If you want to pursue a career in a specific industry such as finance, design or journalism, you should aim to study in a city which has a thriving industry. While your university will have many industry contacts, your course leaders will also expect you to demonstrate passion and initiative through acquiring contacts of your own.
The geographical location of your University can also have a significant bearing upon how much you enjoy your time of study. While some people love the hustle and bustle of a larger city, others may find it intimidating and opt to study at smaller institutions. You should aim to study somewhere that makes you happy, and that will depend upon your personality – there is no right or wrong answer.
Before making a definite decision, you should also carefully examine the structure of any potential course that you might take. Some Master’s courses will require students to commit to a high number of contact hours, and others may have a more flexible approach to learning. Examine how flexible the course hours are, and whether this will fit in with other aspects of your life (such as part-time or freelance work)
Similarly, although core modules for your subject may be the same irrespective of where you study, many Master’s courses also require their students to study compulsory modules. If this is the case, look at the options available to you at your chosen establishment and question whether or not this appeals to your areas of interest.

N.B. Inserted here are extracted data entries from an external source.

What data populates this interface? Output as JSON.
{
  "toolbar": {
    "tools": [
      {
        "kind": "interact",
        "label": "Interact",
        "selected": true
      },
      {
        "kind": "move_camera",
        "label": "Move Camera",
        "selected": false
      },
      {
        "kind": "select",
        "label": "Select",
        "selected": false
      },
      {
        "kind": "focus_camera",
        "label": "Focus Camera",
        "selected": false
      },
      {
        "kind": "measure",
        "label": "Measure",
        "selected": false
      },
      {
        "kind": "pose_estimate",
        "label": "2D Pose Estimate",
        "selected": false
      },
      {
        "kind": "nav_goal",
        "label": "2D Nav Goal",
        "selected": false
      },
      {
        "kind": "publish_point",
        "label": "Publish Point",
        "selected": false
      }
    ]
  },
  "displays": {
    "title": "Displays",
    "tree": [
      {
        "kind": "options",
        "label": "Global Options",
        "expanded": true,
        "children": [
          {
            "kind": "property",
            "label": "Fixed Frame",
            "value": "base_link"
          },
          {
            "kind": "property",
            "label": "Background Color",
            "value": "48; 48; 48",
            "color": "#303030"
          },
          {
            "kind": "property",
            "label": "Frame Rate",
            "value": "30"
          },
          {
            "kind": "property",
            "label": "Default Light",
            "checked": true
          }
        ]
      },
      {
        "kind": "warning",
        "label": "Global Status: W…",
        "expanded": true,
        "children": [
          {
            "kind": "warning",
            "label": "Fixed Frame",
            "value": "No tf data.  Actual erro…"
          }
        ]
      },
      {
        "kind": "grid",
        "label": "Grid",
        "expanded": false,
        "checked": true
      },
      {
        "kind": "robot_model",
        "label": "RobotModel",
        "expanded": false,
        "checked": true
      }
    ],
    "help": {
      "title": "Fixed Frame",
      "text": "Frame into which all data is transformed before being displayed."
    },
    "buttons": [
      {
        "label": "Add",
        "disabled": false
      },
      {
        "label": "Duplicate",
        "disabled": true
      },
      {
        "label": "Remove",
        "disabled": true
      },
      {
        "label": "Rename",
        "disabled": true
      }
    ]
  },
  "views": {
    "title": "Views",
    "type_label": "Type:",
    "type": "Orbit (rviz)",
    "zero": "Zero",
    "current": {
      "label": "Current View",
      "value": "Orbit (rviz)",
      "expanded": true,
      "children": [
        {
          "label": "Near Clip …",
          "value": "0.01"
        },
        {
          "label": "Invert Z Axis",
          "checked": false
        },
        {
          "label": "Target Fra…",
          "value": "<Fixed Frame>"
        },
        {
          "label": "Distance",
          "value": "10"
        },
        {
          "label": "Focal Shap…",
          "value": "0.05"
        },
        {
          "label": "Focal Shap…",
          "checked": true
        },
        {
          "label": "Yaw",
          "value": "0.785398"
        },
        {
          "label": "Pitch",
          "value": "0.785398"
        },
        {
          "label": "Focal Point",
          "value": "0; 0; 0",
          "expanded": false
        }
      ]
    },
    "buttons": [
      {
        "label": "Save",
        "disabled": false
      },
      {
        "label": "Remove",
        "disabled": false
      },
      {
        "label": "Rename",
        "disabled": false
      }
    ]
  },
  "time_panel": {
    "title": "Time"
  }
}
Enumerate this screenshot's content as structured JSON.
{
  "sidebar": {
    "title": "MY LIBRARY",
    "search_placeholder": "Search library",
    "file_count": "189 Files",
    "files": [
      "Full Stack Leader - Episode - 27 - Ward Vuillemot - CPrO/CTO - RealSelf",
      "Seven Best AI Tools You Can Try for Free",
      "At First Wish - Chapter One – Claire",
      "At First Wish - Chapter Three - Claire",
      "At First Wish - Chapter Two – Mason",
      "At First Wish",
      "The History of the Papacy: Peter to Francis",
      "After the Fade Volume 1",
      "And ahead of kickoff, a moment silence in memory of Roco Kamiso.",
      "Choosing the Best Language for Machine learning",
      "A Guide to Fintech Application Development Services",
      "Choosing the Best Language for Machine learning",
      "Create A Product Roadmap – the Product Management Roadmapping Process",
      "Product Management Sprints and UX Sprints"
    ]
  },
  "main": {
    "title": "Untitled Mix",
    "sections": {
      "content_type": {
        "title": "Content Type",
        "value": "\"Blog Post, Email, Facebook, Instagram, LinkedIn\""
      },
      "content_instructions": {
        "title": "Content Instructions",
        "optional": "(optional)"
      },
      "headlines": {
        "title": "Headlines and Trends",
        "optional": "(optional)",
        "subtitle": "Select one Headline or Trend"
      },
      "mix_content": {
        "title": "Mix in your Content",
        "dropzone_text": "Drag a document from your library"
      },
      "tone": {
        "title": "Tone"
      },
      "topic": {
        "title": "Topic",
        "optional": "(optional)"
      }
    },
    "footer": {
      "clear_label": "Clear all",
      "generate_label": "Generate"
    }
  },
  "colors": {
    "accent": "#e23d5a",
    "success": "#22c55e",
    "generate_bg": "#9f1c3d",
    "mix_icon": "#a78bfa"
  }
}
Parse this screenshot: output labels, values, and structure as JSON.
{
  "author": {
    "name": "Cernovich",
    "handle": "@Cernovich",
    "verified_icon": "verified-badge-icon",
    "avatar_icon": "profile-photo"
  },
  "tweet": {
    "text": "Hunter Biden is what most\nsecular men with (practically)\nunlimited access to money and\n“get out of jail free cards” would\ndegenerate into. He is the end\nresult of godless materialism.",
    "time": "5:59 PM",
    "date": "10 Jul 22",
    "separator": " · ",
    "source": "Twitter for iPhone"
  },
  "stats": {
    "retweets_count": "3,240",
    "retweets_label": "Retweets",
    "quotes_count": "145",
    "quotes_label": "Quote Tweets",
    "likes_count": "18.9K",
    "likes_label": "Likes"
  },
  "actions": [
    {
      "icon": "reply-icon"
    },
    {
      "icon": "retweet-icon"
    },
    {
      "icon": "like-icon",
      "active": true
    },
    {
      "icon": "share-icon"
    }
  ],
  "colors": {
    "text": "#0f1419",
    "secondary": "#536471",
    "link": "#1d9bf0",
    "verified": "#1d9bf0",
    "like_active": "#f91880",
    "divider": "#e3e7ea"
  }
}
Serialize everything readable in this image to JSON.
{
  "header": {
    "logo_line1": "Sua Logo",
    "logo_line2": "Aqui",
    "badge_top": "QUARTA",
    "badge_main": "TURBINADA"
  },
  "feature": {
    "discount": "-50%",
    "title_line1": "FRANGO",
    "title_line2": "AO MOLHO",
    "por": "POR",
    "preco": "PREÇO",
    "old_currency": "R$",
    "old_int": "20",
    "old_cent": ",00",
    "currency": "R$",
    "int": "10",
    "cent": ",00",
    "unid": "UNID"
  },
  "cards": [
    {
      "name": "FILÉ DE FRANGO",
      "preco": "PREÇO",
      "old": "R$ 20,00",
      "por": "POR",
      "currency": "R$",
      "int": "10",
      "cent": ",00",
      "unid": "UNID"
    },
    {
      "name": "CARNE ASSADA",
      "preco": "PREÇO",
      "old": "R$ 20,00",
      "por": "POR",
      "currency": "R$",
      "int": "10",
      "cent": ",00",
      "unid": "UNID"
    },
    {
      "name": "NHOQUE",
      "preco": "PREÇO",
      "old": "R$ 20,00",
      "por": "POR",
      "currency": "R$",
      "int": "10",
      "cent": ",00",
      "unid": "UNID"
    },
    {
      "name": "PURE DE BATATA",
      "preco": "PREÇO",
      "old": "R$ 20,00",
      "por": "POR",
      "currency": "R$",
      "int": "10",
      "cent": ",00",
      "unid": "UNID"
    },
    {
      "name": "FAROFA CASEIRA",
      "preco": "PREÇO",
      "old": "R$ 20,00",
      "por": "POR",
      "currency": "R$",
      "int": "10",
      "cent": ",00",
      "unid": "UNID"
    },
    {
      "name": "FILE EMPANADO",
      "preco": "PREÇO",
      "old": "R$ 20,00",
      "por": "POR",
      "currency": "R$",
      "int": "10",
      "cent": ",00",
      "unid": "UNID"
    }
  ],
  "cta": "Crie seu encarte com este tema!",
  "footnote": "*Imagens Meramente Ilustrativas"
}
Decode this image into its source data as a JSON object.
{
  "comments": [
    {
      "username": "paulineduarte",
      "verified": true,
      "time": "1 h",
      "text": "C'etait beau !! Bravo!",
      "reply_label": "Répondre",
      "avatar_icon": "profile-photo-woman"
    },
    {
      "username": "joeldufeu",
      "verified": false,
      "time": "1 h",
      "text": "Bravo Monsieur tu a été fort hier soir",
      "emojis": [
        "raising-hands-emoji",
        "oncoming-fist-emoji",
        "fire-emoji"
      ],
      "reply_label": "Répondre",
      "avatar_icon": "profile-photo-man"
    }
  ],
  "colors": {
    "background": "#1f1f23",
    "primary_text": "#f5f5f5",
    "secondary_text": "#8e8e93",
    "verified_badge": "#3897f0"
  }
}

Many Universities will also offer students the option to study on a part-time or full-time basis. If you are self-funding, then part-time study may be something you wish to consider in order to allow you the opportunity to take on more paid work while qualifying.
There are many other little things that may influence where you study your Master’s qualification such as family ties, student social life and your familiarity with the location. These shouldn’t be a key factor in deciding where you end up, but if you’re stuck between two offers (lucky you) then you may want to take them into consideration.